Please use the subject "CSEP546: HW3 Submission", and in the text
part of the message include your name and student id.
You can also submit a hardcopy of your work at the beginning of
the class on June 4.
Notes: All homeworks are to be done
individually.
- Suppose the instance space is the square 0 < X < 8, 0 < Y < 8,
and you have a training set composed of positive examples at
(2, 2), (2, 4), (2, 6), (6, 2), (6, 4), and (6, 6), and negative
examples at (4, 2), (4, 4) and (4, 6).
- Draw the Voronoi diagram of this training set, using Euclidean
distance.
- Suppose you measure the error rate of the 3-nearest neighbor
algorithm on this training set using leave-one-out cross-validation
(i.e., you take out each example in turn, and predict its class
using the other examples). What would the measured error rate be?
- Suppose there is no noise in this domain. What can you say
about the error rate of the nearest-neighbor algorithm in this
domain, in the limit of an infinite training set?

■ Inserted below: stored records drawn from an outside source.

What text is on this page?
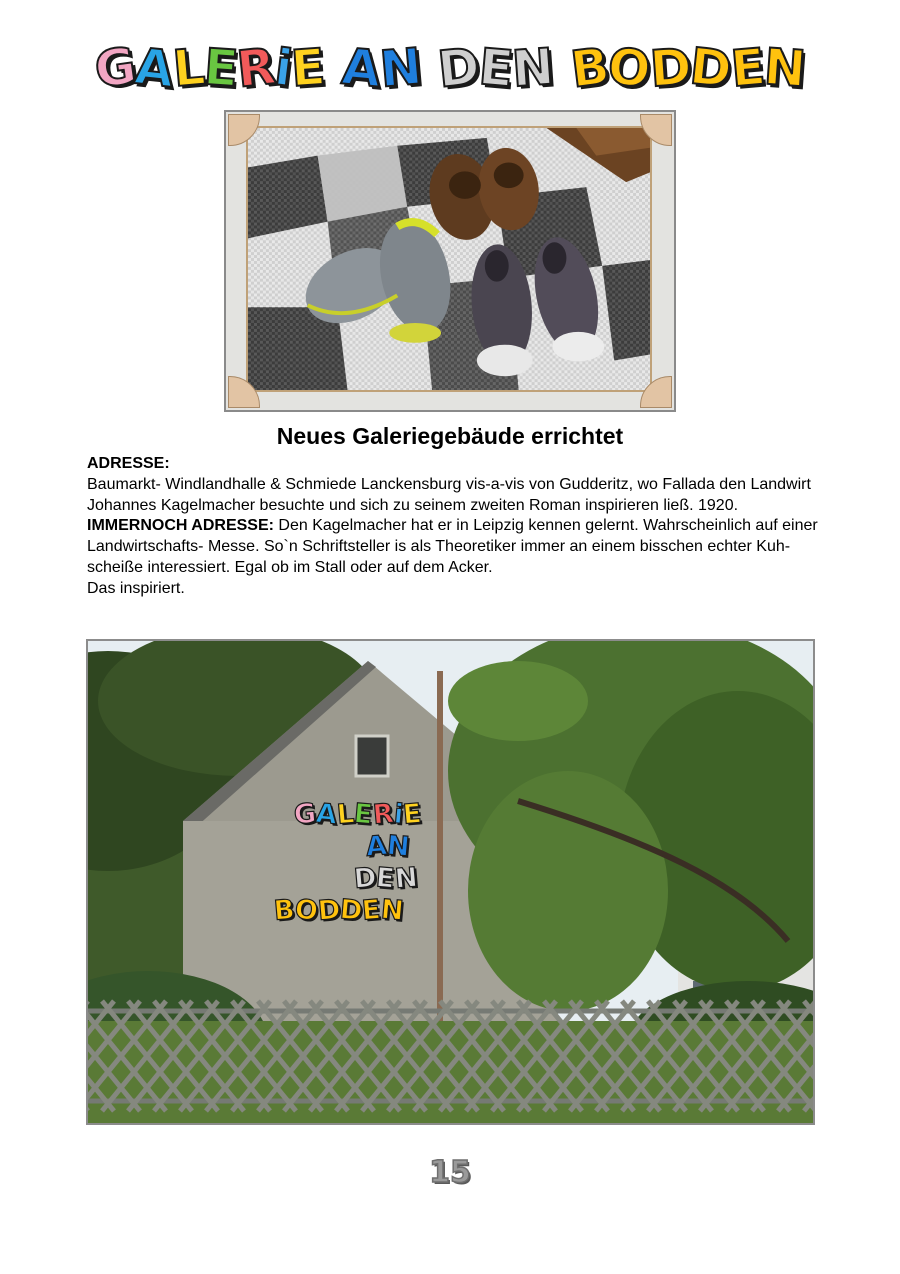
G
A
L
E
R
i
E A
N D
E
N B
O
D
D
E
N
Neues Galeriegebäude errichtet

ADRESSE:

Baumarkt- Windlandhalle & Schmiede Lanckensburg vis-a-vis von Gudderitz, wo Fallada den Landwirt Johannes Kagelmacher besuchte und sich zu seinem zweiten Roman inspirieren ließ. 1920. IMMERNOCH ADRESSE: Den Kagelmacher hat er in Leipzig kennen gelernt. Wahrscheinlich auf einer Landwirtschafts- Messe. So`n Schriftsteller is als Theoretiker immer an einem bisschen echter Kuh-scheiße interessiert. Egal ob im Stall oder auf dem Acker.

Das inspiriert.

G
A
L
E
R
i
E
A
N
D
E
N
B
O
D
D
E
N
15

- Suppose you apply the 3-nearest-neighbor algorithm with backward
elimination. Which features would be eliminated (X, Y, both,
or neither)? Why?
- Consider a rule induction algorithm that stops after finding
m rules. Does the bias of this algorithm increase or decrease with m?
And the variance? Why?
- Consider learning a perceptron on nine-dimensional linearly
separable data. How many training examples do you need to
guarantee with 99% confidence that the learned perceptron has
true error of at most 10%?
- What is the VC dimension of the set of intervals over the real
numbers? (i.e., each possible hypothesis is an interval of the form
a < x < b, where a, x and b are real numbers.)
- Why must any subset of a frequent itemset also be frequent?
- Han & Kamber - 6.4
|